А проблемы возникали всевозможные и возникали беспрестанно: то грозил обрушиться поврежденный бомбежкой мост, и тогда людской поток пришлось бы двинуть в обход, теряя многие часы. То начальник снабжения фронта предательски обсчитался в количестве пил, и их катастрофически не хватало для постройки плавсредств. То вдруг в кабинет ворвался сам комфронта и завопил, брызгая слюной:

– Соратник! Собрался уже миллион человек, а провианта и мощностей полевых кухонь хватит едва на половину. Отправить остальных назад?

“Идиот!” – хотелось крикнуть Хабаду, но он прекрасно понимал: чем меньше людей знает истинное положение дел, тем лучше. Даже если это высший комсостав, особенно, если это высший комсостав!.. И, успокоив дыхание еще по вест-пойнтскому рецепту, он ответил:

– Во-первых, они не уйдут – все как один рвутся покончить с ненавистной блокадой… Во-вторых, завтра к полудню уцелеет не более половины. А пока что вдвое сократите порции… Вы свободны.

Затем встала проблема подвозки питьевой воды на левый фланг в Сахеле, потом выяснилось, что до начала операции не успели доставить боезапас к зенитным установкам под Кисангани и теперь появление военных грузовиков демаскирует их позиции. Пришлось организовать этакую десятикилометровую “тропу Хошимина” – ничего, людям только приятно будет лично поспособствовать победе. Затем…
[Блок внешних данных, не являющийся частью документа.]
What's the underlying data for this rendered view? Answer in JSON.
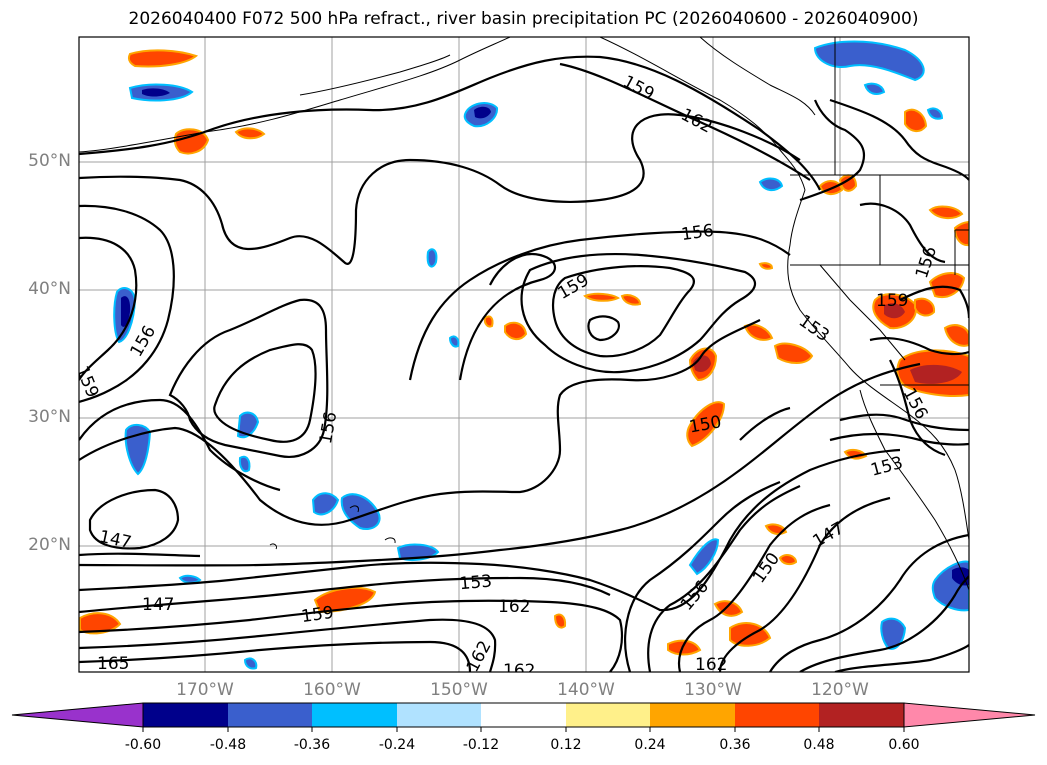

Теперь уж никто не стоял с Хабад ом на одной ступени, никто не знал всей правды и никто, кроме него, не мог безоговорочно распоряжаться жизнью миллионов. Хотя он до сих пор точно не знал, кто из генералов, высших чиновников и шаманов ПРИОБЩЕН, а кто нет. По крайней мере, теперь совершенно ясна задача номер один: окружить себя исключительно людьми, находящимися под контролем..

Адъютант доложил по интеркому:

– Генерал Примак прибыл в сопровождении пяти человек.

– Пусть войдет один. Охрана останется в приемной. Как только Игорь Николаевич очутился в кабинете, с внешней стороны дверей из паза в потолке бесшумно опустилась стальная перегородка, отрезав кабинет от приемной. И пусть Примаковы мордовороты делают с Хабадовым адъютантом все что угодно. В крайнем случае через вентиляцию можно будет пустить усыпляющий газ.

Генерал Хабад имел неординарную внешность: это был невысокий серокожий мулат с толстыми африканскими губами и горбатым греческим носом. Он ведь полукровка: наполовину суданский араб, наполовину негр из племени бари. Его мать была изнасилована солдатом одного из правительственных карательных отрядов, в очередной раз захватившего Джубу и вскоре выбитого оттуда негритянскими партизанами. В результате этой бесконечной гражданской войны все дети в семье Хабада были от разных отцов. “Папашу” своего будущего младшего брата – четвертого по счету – восьмилетний Хабад зарезал бритвенно наточенным кухонным ножиком прямо в материнской постели. Так начался его кровавый счет…

Но главными во внешности Лидера Революции, конечно же, были глаза: глубоко посаженные, с красноватым отливом белков, сверлящие и совершенно немигающие. Это были глаза убийцы, но одновременно и глаза африканского мудреца.

Примак козырнул, снял кепи и быстро огляделся. Надо сказать, обстановка комнаты была весьма скромной, почти аскетичной, чего он никак не ожидал увидеть. Единственным удобством были неглубокие кожаные кресла черного цвета (обивка стульев, естественно, оказалась красной), кроме того, в кабинете отлично кондиционировался воздух.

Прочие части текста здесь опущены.